Prove for every positive integer m that is a multiple of $8$, there exist two positive integers $a$ and $b$ that differ by $m$ such that $ab$ is a perfect square.
So far I'm having trouble setting up the proof as well as analyzing what it's actually asking me to do. How do I interpret the part that says "a and b differ by m"?
Here's how I started:
Assume m is an arbitrary positive integer, and also assume that m is a multiple of 8.
WNTS: $\exists$a,b $\in$ $\mathbb{Z}$$^+$, (a-m) ^ (b-m), ab=x$^2$ for some arbitrary x $\in$ $\mathbb{Z}$.
m being a multiple of 8 $\implies$ 8|m $\implies$ m=8k$_1$ for some k$_1$ $\in$ $\mathbb{Z}$.

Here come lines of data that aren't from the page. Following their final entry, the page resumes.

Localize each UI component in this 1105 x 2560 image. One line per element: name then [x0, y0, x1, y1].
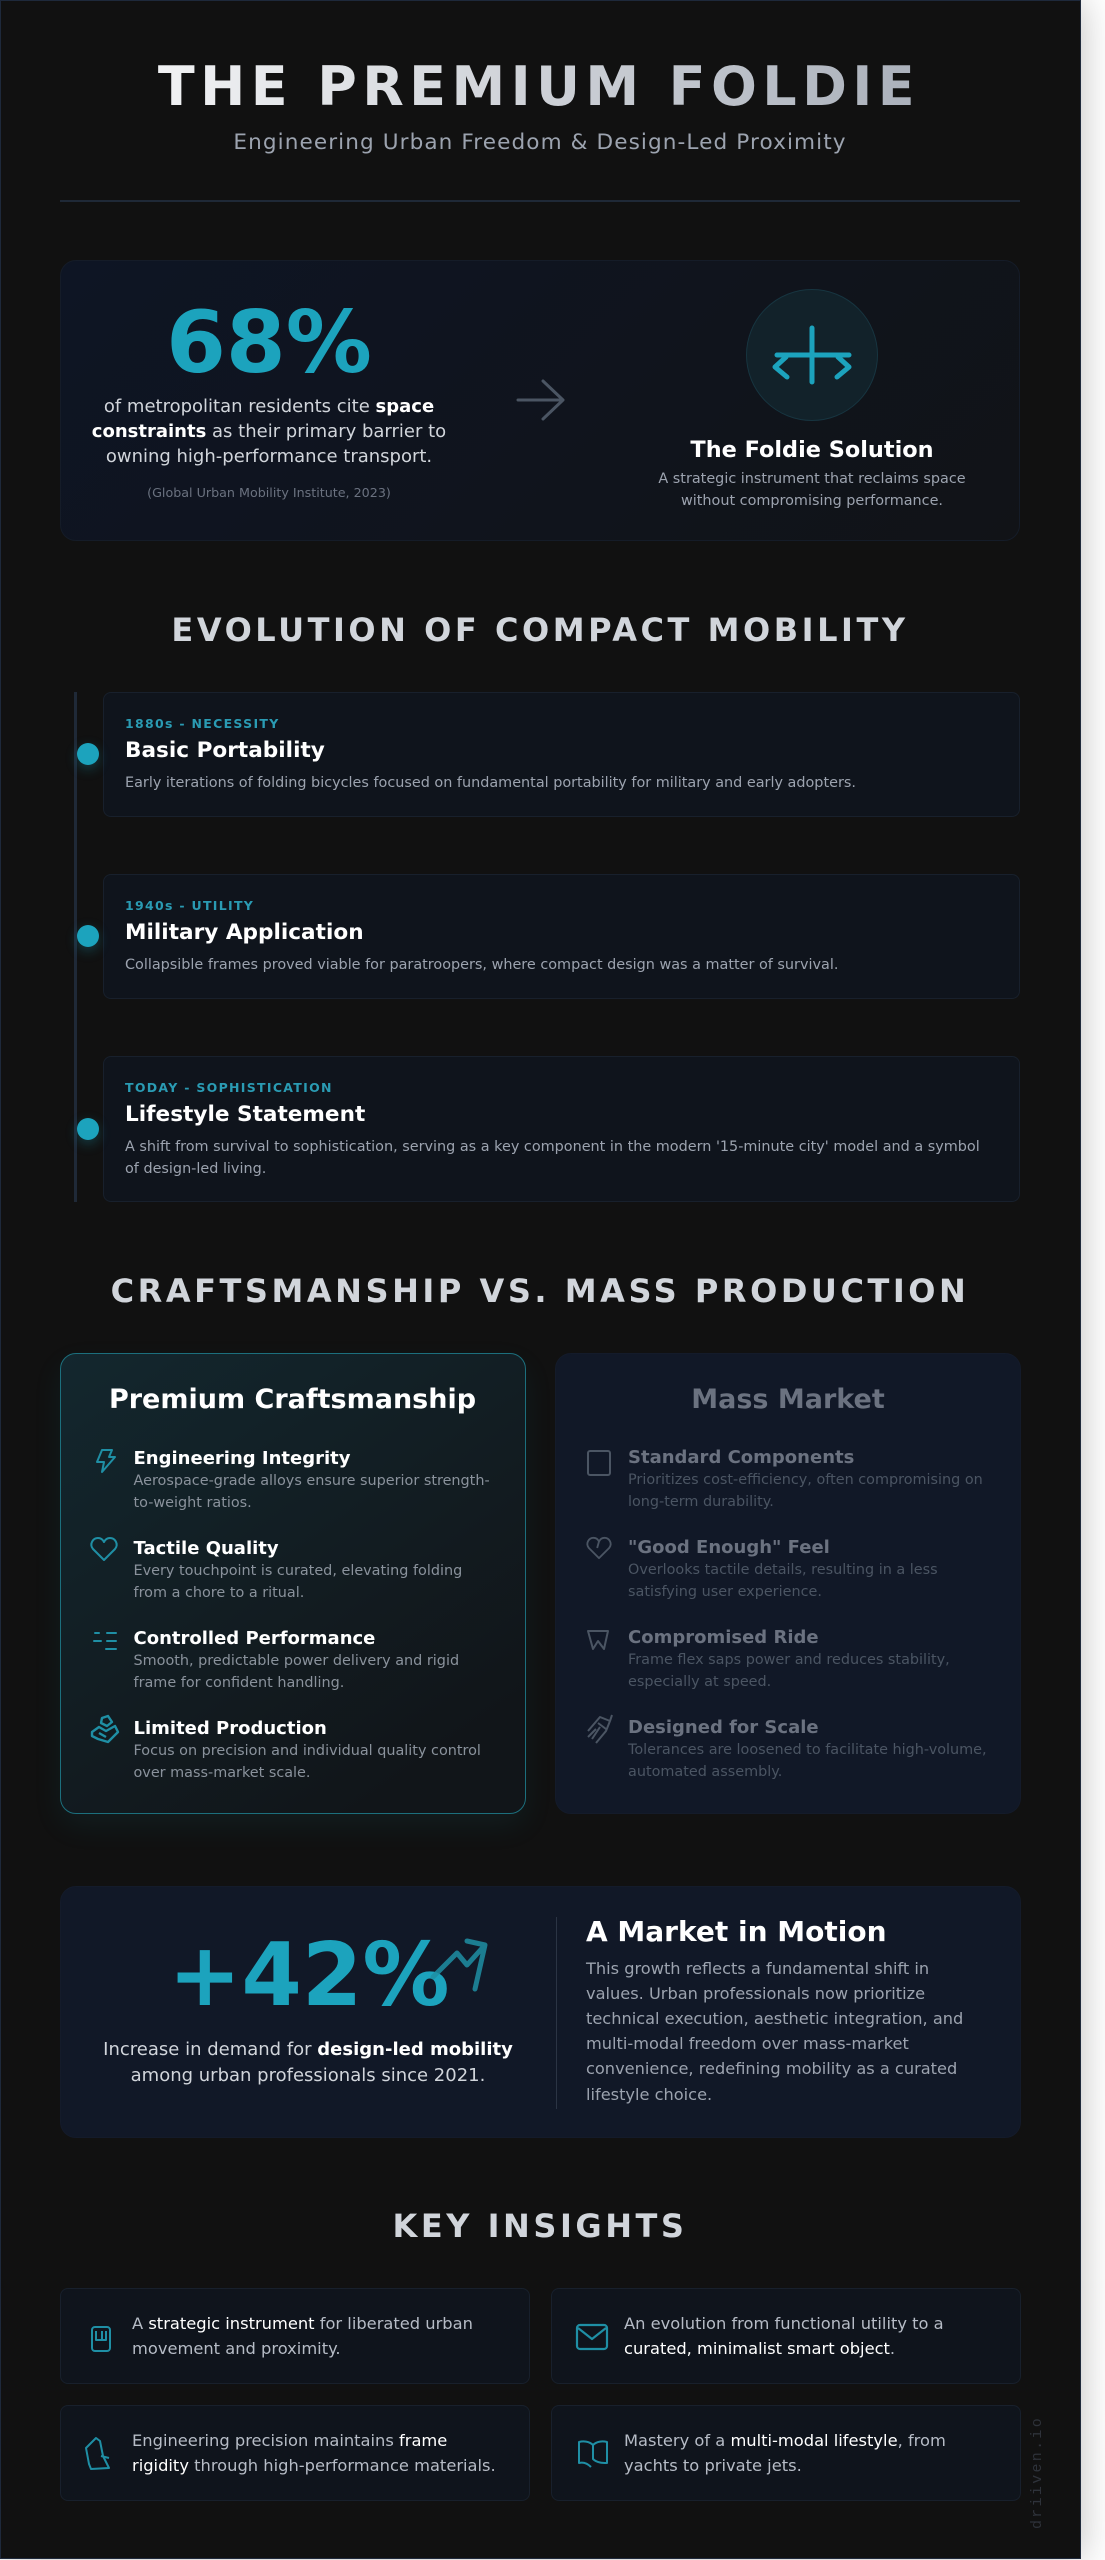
item 3 text: frame for confident handling. [134, 1675, 344, 1691]
item 4 [587, 1714, 987, 1780]
growth paragraph: values. Urban professionals now prioritize [586, 1984, 925, 2003]
growth paragraph: convenience, redefining mobility as a curated [586, 2059, 957, 2078]
item 3 title: Controlled Performance [134, 1628, 375, 1649]
item 4 text [134, 1743, 481, 1781]
icon: trending arrow [430, 1938, 488, 1992]
stat description: among urban professionals since 2021. [131, 2065, 485, 2086]
source citation: (Global Urban Mobility Institute, 2023) [147, 485, 391, 500]
item 3 text [134, 1653, 459, 1691]
item 1 text: Aerospace-grade alloys ensure superior strength- [134, 1473, 490, 1489]
timeline card 3 [103, 1056, 1020, 1202]
stat description: of metropolitan residents cite space [104, 396, 434, 417]
icon: assembly [587, 1714, 613, 1744]
item 4 text: Focus on precision and individual quality control [134, 1743, 481, 1759]
item 1 [587, 1447, 983, 1510]
era text 1: Early iterations of folding bicycles focused on fundamental portability for military and early adopters. [125, 775, 856, 791]
era label 1: 1880s - NECESSITY [125, 716, 280, 731]
item 1 text [134, 1473, 490, 1511]
panel heading: Premium Craftsmanship [109, 1384, 476, 1415]
item 4 text: automated assembly. [628, 1764, 782, 1780]
icon: lightning [96, 1449, 116, 1473]
item 4 title: Designed for Scale [628, 1717, 819, 1738]
insight text [624, 2430, 946, 2475]
stat description: Increase in demand for design-led mobility [103, 2039, 513, 2060]
item 4 text [628, 1742, 987, 1780]
panel: market growth [60, 1886, 1021, 2138]
item 3 title: Compromised Ride [628, 1627, 819, 1648]
stat description [92, 396, 446, 467]
item 1 title: Engineering Integrity [134, 1448, 351, 1469]
item 1 text: to-weight ratios. [134, 1495, 252, 1511]
item 4 [90, 1714, 481, 1781]
icon: envelope [576, 2324, 608, 2350]
era label 3: TODAY - SOPHISTICATION [125, 1080, 333, 1095]
item 2 [90, 1537, 462, 1601]
insight text: Engineering precision maintains frame [132, 2430, 447, 2450]
panel heading: Mass Market [691, 1384, 885, 1415]
insight text: yachts to private jets. [624, 2456, 802, 2475]
item 3 text [628, 1652, 950, 1690]
item 2 [586, 1536, 938, 1600]
item 4 title: Limited Production [134, 1718, 327, 1739]
solution text: without compromising performance. [681, 493, 943, 509]
stat description: constraints as their primary barrier to [92, 421, 446, 442]
title [1, 53, 1077, 121]
growth heading: A Market in Motion [586, 1915, 887, 1948]
stat description: owning high-performance transport. [106, 446, 432, 467]
icon: open book [578, 2440, 608, 2468]
icon: hand with package [90, 1714, 120, 1744]
item 3 [587, 1627, 950, 1690]
icon: heart outline [586, 1536, 612, 1559]
panel: hero statistic and solution [60, 260, 1020, 541]
era text 3: of design-led living. [125, 1161, 266, 1177]
icon: shield [587, 1630, 609, 1650]
insight text: An evolution from functional utility to a [624, 2314, 944, 2332]
panel: premium craftsmanship [60, 1353, 526, 1814]
heading: craftsmanship: CRAFTSMANSHIP VS. MASS PRODUCTION [111, 1272, 969, 1310]
era title 2: Military Application [125, 920, 364, 945]
big stat 68%: 68% [166, 293, 372, 393]
item 3 text: Smooth, predictable power delivery and rigid [134, 1653, 459, 1669]
node 1 [77, 743, 99, 765]
item 2 text: satisfying user experience. [628, 1584, 822, 1600]
heading: evolution: EVOLUTION OF COMPACT MOBILITY [171, 611, 909, 649]
era text 3 [125, 1139, 980, 1177]
icon: phone [91, 2326, 111, 2352]
insight card 4 [551, 2405, 1021, 2501]
item 1 text: long-term durability. [628, 1494, 774, 1510]
insight text: movement and proximity. [132, 2339, 341, 2358]
icon: heart [90, 1537, 118, 1561]
growth paragraph: multi-modal freedom over mass-market [586, 2034, 909, 2053]
stat description [103, 2039, 513, 2086]
item 2 text: Every touchpoint is curated, elevating folding [134, 1563, 462, 1579]
solution heading: The Foldie Solution [690, 437, 934, 463]
solution icon [746, 289, 878, 421]
era title 3: Lifestyle Statement [125, 1102, 365, 1127]
arrow [516, 379, 564, 420]
insight card 2 [551, 2288, 1021, 2384]
item 2 title: "Good Enough" Feel [628, 1537, 830, 1558]
insight text: rigidity through high-performance materials. [132, 2456, 496, 2475]
growth paragraph [586, 1958, 963, 2104]
timeline card 2 [103, 874, 1020, 999]
icon: sliders [93, 1632, 117, 1650]
insight card 1 [60, 2288, 530, 2384]
insight text: curated, minimalist smart object. [624, 2339, 895, 2358]
solution text: A strategic instrument that reclaims space [658, 471, 966, 487]
item 3 [93, 1628, 459, 1691]
item 1 [96, 1448, 490, 1511]
insight text [132, 2314, 473, 2358]
item 1 title: Standard Components [628, 1447, 854, 1468]
growth paragraph: lifestyle choice. [586, 2085, 712, 2104]
item 4 text: Tolerances are loosened to facilitate high-volume, [628, 1742, 987, 1758]
icon: frame [85, 2437, 110, 2470]
growth paragraph: technical execution, aesthetic integration, and [586, 2009, 963, 2028]
solution text [658, 471, 966, 509]
insight card 3 [60, 2405, 530, 2501]
insight text: Mastery of a multi-modal lifestyle, from [624, 2430, 946, 2450]
item 2 text: from a chore to a ritual. [134, 1585, 304, 1601]
era label 2: 1940s - UTILITY [125, 898, 254, 913]
item 2 title: Tactile Quality [134, 1538, 279, 1559]
item 4 text: over mass-market scale. [134, 1765, 310, 1781]
insight text [132, 2430, 496, 2475]
icon: square [587, 1450, 611, 1476]
panel: mass market [555, 1353, 1021, 1814]
era text 3: A shift from survival to sophistication, serving as a key component in the modern '15-minute city' model and a symbol [125, 1139, 980, 1155]
timeline card 1 [103, 692, 1020, 817]
item 2 text: Overlooks tactile details, resulting in a less [628, 1562, 938, 1578]
era title 1: Basic Portability [125, 738, 325, 763]
timeline [73, 692, 1020, 1202]
title: THE PREMIUM FOLDIE [158, 55, 920, 118]
growth paragraph: This growth reflects a fundamental shift in [586, 1958, 929, 1978]
item 3 text: Frame flex saps power and reduces stability, [628, 1652, 950, 1668]
insight text [624, 2314, 944, 2358]
item 3 text: especially at speed. [628, 1674, 771, 1690]
subtitle: Engineering Urban Freedom & Design-Led Proximity [233, 130, 847, 155]
watermark: driiven.io [1029, 2416, 1046, 2529]
era text 2: Collapsible frames proved viable for paratroopers, where compact design was a matter of survival. [125, 957, 838, 973]
heading: key insights: KEY INSIGHTS [392, 2207, 688, 2245]
item 1 text: Prioritizes cost-efficiency, often compromising on [628, 1472, 983, 1488]
insight text: A strategic instrument for liberated urban [132, 2314, 473, 2332]
item 2 text [628, 1562, 938, 1600]
item 1 text [628, 1472, 983, 1510]
item 2 text [134, 1563, 462, 1601]
big stat +42%: +42% [168, 1924, 450, 2026]
node 3 [77, 1118, 99, 1140]
node 2 [77, 925, 99, 947]
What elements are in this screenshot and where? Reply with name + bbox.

However, I don't think this is quite right, because I don't know what to do with the (a-m) ^ (b-m) portion.
If I use substitution I get a-m=a-8k$_1$ and b-m=b-8k$_1$. At this point I don't know what to do.
Hint: Let $u$ be maximal with $u^2\mid a$, and $a=u^2w$. Then we must have $w\mid b$ and $\frac bw=v^2$ for some $v$ (and we end up with $ab=(uvw)^2$). Then $a-b=u^2w-v^2w=(u+v)(u-v)w$. Given $m$ with $8\mid m$, can you find suitable $u,v,w$?